The singularities for a periodic transport equation

TL;DR

This paper investigates a 1D periodic transport equation with nonlocal flux and fractional dissipation, establishing local well-posedness and demonstrating finite-time singularity formation both with and without dissipation.

Contribution

It provides the first analysis of singularity formation in a fractional dissipative transport equation with nonlocal flux on a periodic domain.

Findings

Solutions develop singularities in finite time without dissipation.

Weak fractional dissipation does not prevent finite-time blowup.

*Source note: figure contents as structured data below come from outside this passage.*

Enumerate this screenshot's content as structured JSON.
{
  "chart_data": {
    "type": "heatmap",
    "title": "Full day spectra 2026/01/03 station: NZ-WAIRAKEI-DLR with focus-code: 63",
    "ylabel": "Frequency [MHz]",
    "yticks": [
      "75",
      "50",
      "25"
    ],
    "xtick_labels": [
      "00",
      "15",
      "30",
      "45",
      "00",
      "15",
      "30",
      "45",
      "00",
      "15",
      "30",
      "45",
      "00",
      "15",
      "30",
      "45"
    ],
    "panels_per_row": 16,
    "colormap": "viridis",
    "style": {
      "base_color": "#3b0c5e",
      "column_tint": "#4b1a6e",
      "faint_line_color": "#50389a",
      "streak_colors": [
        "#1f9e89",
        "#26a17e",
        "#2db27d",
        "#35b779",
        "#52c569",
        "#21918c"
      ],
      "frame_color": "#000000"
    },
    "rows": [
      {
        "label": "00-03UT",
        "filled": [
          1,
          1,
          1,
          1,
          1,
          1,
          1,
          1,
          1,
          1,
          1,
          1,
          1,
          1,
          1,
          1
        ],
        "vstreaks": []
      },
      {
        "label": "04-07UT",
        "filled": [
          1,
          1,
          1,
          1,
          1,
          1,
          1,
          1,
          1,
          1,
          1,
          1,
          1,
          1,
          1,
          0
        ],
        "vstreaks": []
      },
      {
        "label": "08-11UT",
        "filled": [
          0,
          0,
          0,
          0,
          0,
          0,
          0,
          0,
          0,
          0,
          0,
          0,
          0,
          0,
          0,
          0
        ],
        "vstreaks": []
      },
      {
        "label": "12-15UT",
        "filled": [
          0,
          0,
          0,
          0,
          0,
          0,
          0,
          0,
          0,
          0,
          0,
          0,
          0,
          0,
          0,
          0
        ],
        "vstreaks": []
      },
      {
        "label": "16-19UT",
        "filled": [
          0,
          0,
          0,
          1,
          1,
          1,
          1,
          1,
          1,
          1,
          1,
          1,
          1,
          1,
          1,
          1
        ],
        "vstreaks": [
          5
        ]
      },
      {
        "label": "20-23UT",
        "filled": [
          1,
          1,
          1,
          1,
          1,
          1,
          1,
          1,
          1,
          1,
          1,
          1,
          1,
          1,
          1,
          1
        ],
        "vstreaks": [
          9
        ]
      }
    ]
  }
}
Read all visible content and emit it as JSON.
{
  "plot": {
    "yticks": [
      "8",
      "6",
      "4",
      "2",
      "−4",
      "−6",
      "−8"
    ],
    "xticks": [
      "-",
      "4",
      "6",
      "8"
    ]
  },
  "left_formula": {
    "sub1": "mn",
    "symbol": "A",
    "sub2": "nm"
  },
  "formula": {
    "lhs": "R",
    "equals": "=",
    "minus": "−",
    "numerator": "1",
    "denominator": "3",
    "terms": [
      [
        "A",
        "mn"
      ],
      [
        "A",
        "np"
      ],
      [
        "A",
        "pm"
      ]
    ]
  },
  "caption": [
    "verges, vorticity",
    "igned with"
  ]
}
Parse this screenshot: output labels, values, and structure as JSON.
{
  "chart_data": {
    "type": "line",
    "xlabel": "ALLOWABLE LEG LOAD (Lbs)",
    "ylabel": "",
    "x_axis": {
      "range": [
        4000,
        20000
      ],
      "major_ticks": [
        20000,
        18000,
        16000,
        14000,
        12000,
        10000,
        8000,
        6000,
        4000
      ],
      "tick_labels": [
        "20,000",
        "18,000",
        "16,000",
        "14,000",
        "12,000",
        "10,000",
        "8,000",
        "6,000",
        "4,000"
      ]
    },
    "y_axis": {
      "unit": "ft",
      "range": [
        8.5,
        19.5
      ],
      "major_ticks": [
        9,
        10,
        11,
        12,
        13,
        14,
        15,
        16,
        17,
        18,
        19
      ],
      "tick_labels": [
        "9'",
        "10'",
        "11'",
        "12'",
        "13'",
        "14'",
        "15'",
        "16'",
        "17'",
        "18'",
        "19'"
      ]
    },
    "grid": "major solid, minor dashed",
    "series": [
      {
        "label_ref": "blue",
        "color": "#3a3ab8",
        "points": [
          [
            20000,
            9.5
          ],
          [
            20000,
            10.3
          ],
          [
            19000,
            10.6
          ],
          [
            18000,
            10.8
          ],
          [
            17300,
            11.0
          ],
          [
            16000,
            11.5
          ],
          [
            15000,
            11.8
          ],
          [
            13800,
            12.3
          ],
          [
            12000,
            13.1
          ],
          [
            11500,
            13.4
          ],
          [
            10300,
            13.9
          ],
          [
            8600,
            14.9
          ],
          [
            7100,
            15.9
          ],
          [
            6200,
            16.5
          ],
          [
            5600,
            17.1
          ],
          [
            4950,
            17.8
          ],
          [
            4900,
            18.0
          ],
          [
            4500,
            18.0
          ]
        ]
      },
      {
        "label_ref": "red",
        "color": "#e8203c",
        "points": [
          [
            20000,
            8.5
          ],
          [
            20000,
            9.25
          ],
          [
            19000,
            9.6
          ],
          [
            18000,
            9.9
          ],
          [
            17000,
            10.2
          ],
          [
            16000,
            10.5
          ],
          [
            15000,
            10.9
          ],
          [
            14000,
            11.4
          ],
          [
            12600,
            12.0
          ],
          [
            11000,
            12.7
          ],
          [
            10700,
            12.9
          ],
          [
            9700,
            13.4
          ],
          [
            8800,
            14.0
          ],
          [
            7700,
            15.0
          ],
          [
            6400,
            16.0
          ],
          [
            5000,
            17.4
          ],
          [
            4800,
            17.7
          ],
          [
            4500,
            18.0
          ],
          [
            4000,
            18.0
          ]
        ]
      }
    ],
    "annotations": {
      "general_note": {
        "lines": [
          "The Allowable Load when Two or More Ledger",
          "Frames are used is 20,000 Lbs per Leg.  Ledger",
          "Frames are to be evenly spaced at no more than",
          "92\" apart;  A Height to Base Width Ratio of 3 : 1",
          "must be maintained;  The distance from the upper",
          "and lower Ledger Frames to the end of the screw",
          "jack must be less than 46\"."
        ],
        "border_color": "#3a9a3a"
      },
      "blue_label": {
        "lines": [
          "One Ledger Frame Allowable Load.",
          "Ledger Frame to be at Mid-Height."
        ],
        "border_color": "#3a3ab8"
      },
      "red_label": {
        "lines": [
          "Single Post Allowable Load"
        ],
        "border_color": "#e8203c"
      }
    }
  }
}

Local well-posedness is established in Sobolev space H^3.

Abstract

In this paper, we consider a 1D periodic transport equation with nonlocal flux and fractional dissipation $$ u_{t}-(Hu)_{x}u_{x}+\kappa\Lambda^{\alpha}u=0,\quad (t,x)\in R^{+}\times S, $$ where $\kappa\geq0$, $0<\alpha\leq1$ and $S=[-\pi,\pi]$. We first establish the local-in-time well-posedness for this transport equation in $H^{3}(S)$. In the case of $\kappa=0$, we deduce that the solution, starting from the smooth and odd initial data, will develop into singularity in finite time. If adding a weak dissipation term $\kappa\Lambda^{\alpha}u$, we also prove that the finite time blowup would occur.